Il doppio, il perturbante e la condensazione onirica sono le colonne portanti dell’intero film.
Kon e Aronofsky: il caso Requiem for a Dream
Requiem for a Dream è un film del 2000 diretto da Darren Aronofsky, basato sull’omonimo romanzo di Hubert Selby Jr. La pellicola segue la tragica discesa di quattro personaggi, ognuno dei quali è alle prese con dipendenze che li conducono verso la distruzione. Le vite dei protagonisti si intrecciano in una spirale di sofferenza e disperazione, mentre ciascuno di loro soccombe alla propria dipendenza.
Le due opere esplorano profondamente la laboriosità e la potenza creativa dell’inconscio, l’incapacità di controllare fino in fondo i comportamenti umani, la perdita di identità e la discesa nella follia.
Una delle scene più emblematiche che collega i due film è quella in cui Marion Silver (Jennifer Connelly) si immerge nella vasca da bagno in Requiem for a Dream. Questa scena è un chiaro omaggio alla scena di Perfect Blue, in cui l’acqua sporca che simboleggia la sua purificazione e la confusione tra realtà e illusione. Aronofsky, riconoscendo apertamente l’influenza visiva e narrativa di Kon, ha dichiarato di aver acquistato i diritti di Perfect Blue proprio per poter riprodurre questa scena nel suo film. Inoltre, durante la lavorazione del film, i due registi si scambiano lettere di confronto e ammirazione.
I due film, inoltre, utilizzano tecniche di montaggio rapido per intensificare la discesa dei protagonisti nella follia e nella dipendenza. In Perfect Blue, Kon utilizza tagli veloci per mostrare i frammenti della realtà che si confondono nella mente di Mima. Aronofsky adotta una tecnica simile in Requiem for a Dream, utilizzando il montaggio rapido definito hip-hop per rappresentare le iniezioni di droga e la percezione distorta della realtà da parte dei personaggi.
Entrambi i film esplorano la distorsione della realtà attraverso le esperienze psicologiche dei protagonisti. Darren Aronofsky rende omaggio a Satoshi Kon non solo attraverso riferimenti visivi diretti, ma anche adottando temi e tecniche simili che esplorano la perdita di identità e la discesa nella follia. Questo dialogo tra le due opere arricchisce entrambe, permettendo di vedere come diverse culture e mezzi di espressione possano influenzarsi reciprocamente per creare narrazioni potenti e indimenticabili.
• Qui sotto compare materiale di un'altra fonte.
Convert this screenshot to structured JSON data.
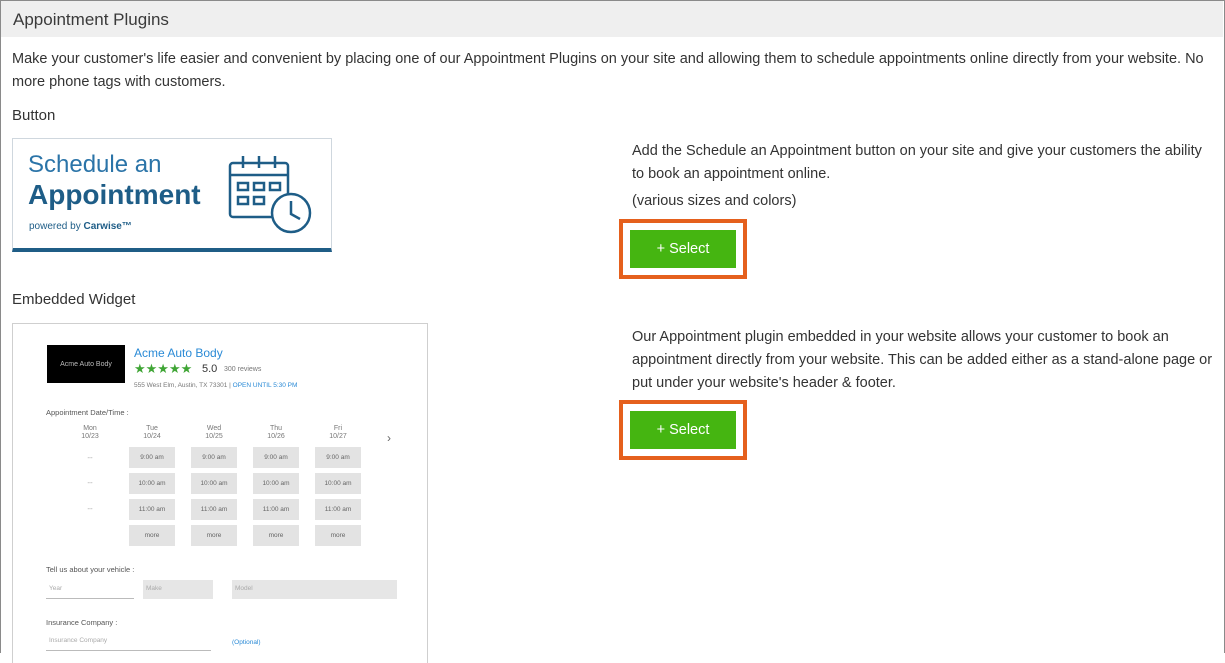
{
  "page": {
    "title": "Appointment Plugins",
    "intro": "Make your customer's life easier and convenient by placing one of our Appointment Plugins on your site and allowing them to schedule appointments online directly from your website. No more phone tags with customers."
  },
  "button_section": {
    "heading": "Button",
    "preview": {
      "line1": "Schedule an",
      "line2": "Appointment",
      "powered_prefix": "powered by ",
      "powered_brand": "Carwise™"
    },
    "description": "Add the Schedule an Appointment button on your site and give your customers the ability to book an appointment online.",
    "note": "(various sizes and colors)",
    "select_label": "+ Select"
  },
  "widget_section": {
    "heading": "Embedded Widget",
    "description": "Our Appointment plugin embedded in your website allows your customer to book an appointment directly from your website. This can be added either as a stand-alone page or put under your website's header & footer.",
    "select_label": "+ Select",
    "preview": {
      "logo_text": "Acme Auto Body",
      "name": "Acme Auto Body",
      "stars": "★★★★★",
      "score": "5.0",
      "reviews": "300 reviews",
      "address": "555 West Elm, Austin, TX 73301",
      "separator": " | ",
      "open": "OPEN UNTIL 5:30 PM",
      "date_label": "Appointment Date/Time :",
      "days": [
        {
          "day": "Mon",
          "date": "10/23"
        },
        {
          "day": "Tue",
          "date": "10/24"
        },
        {
          "day": "Wed",
          "date": "10/25"
        },
        {
          "day": "Thu",
          "date": "10/26"
        },
        {
          "day": "Fri",
          "date": "10/27"
        }
      ],
      "unavailable": "--",
      "times": [
        "9:00 am",
        "10:00 am",
        "11:00 am"
      ],
      "more": "more",
      "next_glyph": "›",
      "vehicle_label": "Tell us about your vehicle :",
      "year_placeholder": "Year",
      "make_placeholder": "Make",
      "model_placeholder": "Model",
      "insurance_label": "Insurance Company :",
      "insurance_placeholder": "Insurance Company",
      "optional": "(Optional)"
    }
  },
  "colors": {
    "select_green": "#45b511",
    "highlight_orange": "#e5601d",
    "brand_blue": "#1e5d87"
  }
}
Kon e Nolan: Paprika e Inception allo specchio
Paprika (2006) è la diretta evoluzione di Perfect Blue, basato sul romanzo di Yasutaka Tsutsui. La storia ruota attorno a un dispositivo sperimentale chiamato DC Mini, che permette psicoterapeuti scienziati di entrare nei sogni dei pazienti. La protagonista, la dottoressa Atsuko Chiba, usa il suo alter ego Paprika per esplorare e risolvere i traumi nei sogni. Tuttavia, quando il DC Mini viene rubato, i confini tra sogno e realtà iniziano a sfaldarsi, mettendo in pericolo non solo i pazienti, ma anche il mondo intero. Paprika e i suoi alleati devono recuperare il dispositivo e fermare chi lo sta usando per scopi malvagi.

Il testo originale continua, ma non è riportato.